Et la directrice de rappeler :

« Toutes les discussions concernant un éventuel changement sur la présence de la religion catholique sur notre antenne passent par Radio France et par l’instance de régulation entre les cultes qui est le bureau des cultes du ministère de l’Intérieur. »
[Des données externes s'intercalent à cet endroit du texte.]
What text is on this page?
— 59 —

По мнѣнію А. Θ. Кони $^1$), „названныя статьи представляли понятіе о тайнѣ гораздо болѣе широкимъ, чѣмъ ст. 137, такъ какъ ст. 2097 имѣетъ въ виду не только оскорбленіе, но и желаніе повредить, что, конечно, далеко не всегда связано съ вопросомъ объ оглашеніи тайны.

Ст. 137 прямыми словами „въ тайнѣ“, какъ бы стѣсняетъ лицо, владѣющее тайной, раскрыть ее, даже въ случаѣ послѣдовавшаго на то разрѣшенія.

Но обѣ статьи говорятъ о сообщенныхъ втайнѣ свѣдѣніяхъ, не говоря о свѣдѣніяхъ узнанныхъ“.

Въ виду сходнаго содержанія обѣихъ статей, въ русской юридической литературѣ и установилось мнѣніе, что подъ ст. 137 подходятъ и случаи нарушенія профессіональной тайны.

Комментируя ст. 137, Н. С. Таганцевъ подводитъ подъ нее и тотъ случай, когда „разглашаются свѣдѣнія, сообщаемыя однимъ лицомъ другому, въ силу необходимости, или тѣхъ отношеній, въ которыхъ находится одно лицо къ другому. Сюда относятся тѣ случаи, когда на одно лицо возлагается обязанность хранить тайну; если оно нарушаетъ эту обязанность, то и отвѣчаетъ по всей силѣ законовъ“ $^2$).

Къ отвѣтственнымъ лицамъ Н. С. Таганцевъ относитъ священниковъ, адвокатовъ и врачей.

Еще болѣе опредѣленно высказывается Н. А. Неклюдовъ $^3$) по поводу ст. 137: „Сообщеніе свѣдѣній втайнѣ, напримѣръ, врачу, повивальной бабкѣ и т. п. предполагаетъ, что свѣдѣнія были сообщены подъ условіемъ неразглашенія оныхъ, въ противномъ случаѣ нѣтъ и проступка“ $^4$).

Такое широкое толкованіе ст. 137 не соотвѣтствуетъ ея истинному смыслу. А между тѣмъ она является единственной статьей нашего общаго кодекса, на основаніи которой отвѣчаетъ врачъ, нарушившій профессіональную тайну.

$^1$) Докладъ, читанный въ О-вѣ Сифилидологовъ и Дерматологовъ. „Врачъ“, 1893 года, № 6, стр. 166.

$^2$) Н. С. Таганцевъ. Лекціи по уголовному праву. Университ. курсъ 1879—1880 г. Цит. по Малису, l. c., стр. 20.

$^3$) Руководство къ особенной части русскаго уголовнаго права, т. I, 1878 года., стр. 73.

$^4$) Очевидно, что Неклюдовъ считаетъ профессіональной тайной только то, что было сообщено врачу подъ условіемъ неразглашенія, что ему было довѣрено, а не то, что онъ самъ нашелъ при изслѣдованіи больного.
Sandrine Treiner a bien écrit à la conférence des évêques pour leur demander un rendez-vous. Elle souhaite « réitérer les principes de bases qui doivent régir ce que nous diffusons sur notre antenne pour faire en sorte que ce genre de situation ne se reproduise pas. »Mais les chances que l'ensemble des responsables de l'église catholique dédise l'un des leurs sont extrêmement faibles. Pour ne pas dire nulles :

« Je pense que c’est l’occasion de discuter de manière un peu plus large de ce qui est fait sur l’antenne de France Culture. J’attends une proposition de rendez-vous auquel il conviendra que j’aille avec un représentant de Radio France, résume M. Treiner. »

En résumé, les mains de la directrice des programmes sont liées. La convention qui encadre cette diffusion liant Radio France, le bureau des cultes du ministère de l'Intérieur et la conférence des évêques de France, ne sera remise en cause que si toutes les parties s’accordent sur une évolution. On peut toujours rêver.